Photo d’archives du président de l’Assemblée nationale, Richard Ferrand, le 5 décembre 2018. — Alain JOCARD / AFP

Après l’annonce de la tentative d’incendie « volontaire » au domicile privé du président LREM de l’Assemblée nationale, Richard Ferrand, une grande partie de la classe politique a condamné l’acte.

« Rien ne légitime la violence ou l’intimidation à l’égard d’un élu de la République. Toute ma solidarité envers @RichardFerrand et ses proches », a réagi le président Emmanuel Macron.

« Rien ne justifie les intimidations, rien ne justifie les violences et les dégradations », a de son côté souligné Richard Ferrand en postant deux photos sur Twitter sur lesquelles on peut notamment voir une porte-fenêtre incendiée.

« Alors que le Président de l’Assemblée nationale assistait ce jour à Rennes, aux côtés du Premier ministre, à la signature du pacte d’accessibilité et du contrat d’action publique pour la Région Bretagne, un voisin constatait que son domicile situé à Motreff, dans sa circonscription du Finistère, avait fait l’objet d’un incendie volontaire », a indiqué un communiqué de l’Assemblée nationale, relayé par Richard Ferrand.

« La Gendarmerie nationale ayant découvert sur place une couverture, un résidu de pneumatique, et une torche artisanale imbibée de carburant, l’origine criminelle ne semble pas faire de doute », ajoute le communiqué.

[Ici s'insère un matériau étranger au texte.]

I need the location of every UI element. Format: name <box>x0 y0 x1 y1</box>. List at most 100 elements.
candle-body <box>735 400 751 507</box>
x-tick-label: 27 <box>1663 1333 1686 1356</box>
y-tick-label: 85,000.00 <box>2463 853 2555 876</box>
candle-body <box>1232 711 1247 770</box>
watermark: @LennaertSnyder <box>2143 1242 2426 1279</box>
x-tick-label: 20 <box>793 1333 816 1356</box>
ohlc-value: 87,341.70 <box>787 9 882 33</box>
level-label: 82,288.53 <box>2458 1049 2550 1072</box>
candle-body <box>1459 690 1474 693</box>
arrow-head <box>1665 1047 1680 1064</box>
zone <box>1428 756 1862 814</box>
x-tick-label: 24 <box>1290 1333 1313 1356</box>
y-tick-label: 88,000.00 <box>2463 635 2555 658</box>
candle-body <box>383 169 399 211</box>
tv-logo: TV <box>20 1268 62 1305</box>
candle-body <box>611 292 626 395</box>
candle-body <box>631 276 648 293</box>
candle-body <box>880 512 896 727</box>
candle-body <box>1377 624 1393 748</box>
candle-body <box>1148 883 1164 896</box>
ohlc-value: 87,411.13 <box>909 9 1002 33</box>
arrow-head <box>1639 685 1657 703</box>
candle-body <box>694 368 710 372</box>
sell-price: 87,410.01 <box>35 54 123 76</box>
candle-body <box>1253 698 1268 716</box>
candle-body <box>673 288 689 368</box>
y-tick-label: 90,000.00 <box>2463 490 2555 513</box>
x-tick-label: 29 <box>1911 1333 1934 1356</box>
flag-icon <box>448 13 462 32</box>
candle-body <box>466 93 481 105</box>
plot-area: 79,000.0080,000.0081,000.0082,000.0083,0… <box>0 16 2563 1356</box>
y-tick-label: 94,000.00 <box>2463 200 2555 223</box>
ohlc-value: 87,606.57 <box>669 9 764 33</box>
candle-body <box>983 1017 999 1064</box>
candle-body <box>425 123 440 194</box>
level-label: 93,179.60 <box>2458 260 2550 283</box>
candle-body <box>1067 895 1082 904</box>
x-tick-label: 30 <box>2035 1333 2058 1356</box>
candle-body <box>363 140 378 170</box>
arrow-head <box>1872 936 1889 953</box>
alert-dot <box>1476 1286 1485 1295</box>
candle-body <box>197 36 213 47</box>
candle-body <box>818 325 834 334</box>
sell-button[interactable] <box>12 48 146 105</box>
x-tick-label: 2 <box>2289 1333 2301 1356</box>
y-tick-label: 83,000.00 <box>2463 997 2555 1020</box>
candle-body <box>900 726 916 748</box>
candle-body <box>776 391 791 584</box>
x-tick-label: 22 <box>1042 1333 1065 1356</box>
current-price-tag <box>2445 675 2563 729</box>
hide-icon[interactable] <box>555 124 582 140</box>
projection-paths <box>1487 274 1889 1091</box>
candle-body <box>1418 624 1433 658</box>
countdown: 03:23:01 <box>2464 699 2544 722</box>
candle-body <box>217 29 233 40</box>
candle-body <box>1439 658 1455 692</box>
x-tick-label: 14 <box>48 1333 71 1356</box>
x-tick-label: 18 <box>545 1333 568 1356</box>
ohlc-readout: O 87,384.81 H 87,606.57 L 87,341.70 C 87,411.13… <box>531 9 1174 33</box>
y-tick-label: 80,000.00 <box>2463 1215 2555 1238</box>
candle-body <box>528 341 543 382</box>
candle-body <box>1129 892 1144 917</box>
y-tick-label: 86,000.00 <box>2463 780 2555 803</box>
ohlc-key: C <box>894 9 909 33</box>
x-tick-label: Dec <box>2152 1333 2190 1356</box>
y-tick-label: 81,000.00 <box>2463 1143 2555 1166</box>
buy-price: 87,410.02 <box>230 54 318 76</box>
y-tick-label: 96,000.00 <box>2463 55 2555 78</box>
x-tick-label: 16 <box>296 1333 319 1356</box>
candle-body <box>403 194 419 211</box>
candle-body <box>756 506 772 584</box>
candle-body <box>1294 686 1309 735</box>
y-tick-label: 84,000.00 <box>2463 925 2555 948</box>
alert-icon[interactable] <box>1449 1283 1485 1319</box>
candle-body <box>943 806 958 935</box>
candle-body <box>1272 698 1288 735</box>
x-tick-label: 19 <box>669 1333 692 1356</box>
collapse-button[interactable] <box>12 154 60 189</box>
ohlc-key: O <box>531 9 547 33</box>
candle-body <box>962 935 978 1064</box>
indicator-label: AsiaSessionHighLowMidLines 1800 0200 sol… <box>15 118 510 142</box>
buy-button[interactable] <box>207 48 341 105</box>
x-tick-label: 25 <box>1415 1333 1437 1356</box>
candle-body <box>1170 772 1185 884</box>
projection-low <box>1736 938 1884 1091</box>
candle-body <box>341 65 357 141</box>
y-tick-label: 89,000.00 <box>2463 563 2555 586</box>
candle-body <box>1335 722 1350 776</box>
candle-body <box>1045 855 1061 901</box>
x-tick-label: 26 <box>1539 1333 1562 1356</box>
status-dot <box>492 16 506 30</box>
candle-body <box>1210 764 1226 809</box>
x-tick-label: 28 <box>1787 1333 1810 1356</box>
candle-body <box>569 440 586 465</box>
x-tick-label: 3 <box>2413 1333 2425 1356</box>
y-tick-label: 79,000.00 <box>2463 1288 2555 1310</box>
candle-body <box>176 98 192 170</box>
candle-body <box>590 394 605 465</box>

« Honte à ceux qui commettent de tels actes. Et soutien amical au Président de l’Assemblée nationale et à sa famille », a aussitôt réagi le Premier ministre Edouard Philippe, comme plusieurs autres membres du gouvernement.

Un « acte extrêmement grave et totalement inadmissible »

Plusieurs domiciles et permanences d’élus de la majorité présidentielle ont été dégradés depuis le début du mouvement des « gilets jaunes » en novembre et certains d’entre eux ont fait l’objet de menaces. De source parlementaire, une cinquantaine de députés ont été visés ces dernières semaines.

« Ceux qui intimident, menacent, agressent, vandalisent, brûlent, n’auront jamais le dernier mot en démocratie. Jamais. Nous sommes la République et nous les combattrons sans relâche », a commenté vendredi le porte-parole du gouvernement Benjamin Griveaux.

Le ministre de la Transition écologique François de Rugy a fustigé une « dérive haineuse et violente insupportable ». « La démocratie doit être plus forte que ces pulsions destructrices », a-t-il ajouté.

L’opposition s’est également émue, à l’image du patron du PS Olivier Faure et de la présidente du Rassemblement national, Marine Le Pen, laquelle a exprimé son « soutien total » au président de l’Assemblée nationale face à cet « acte extrêmement grave et totalement inadmissible ».

Le président des Républicains, Laurent Wauquiez a, lui, fustigé un « acte honteux et consternant ».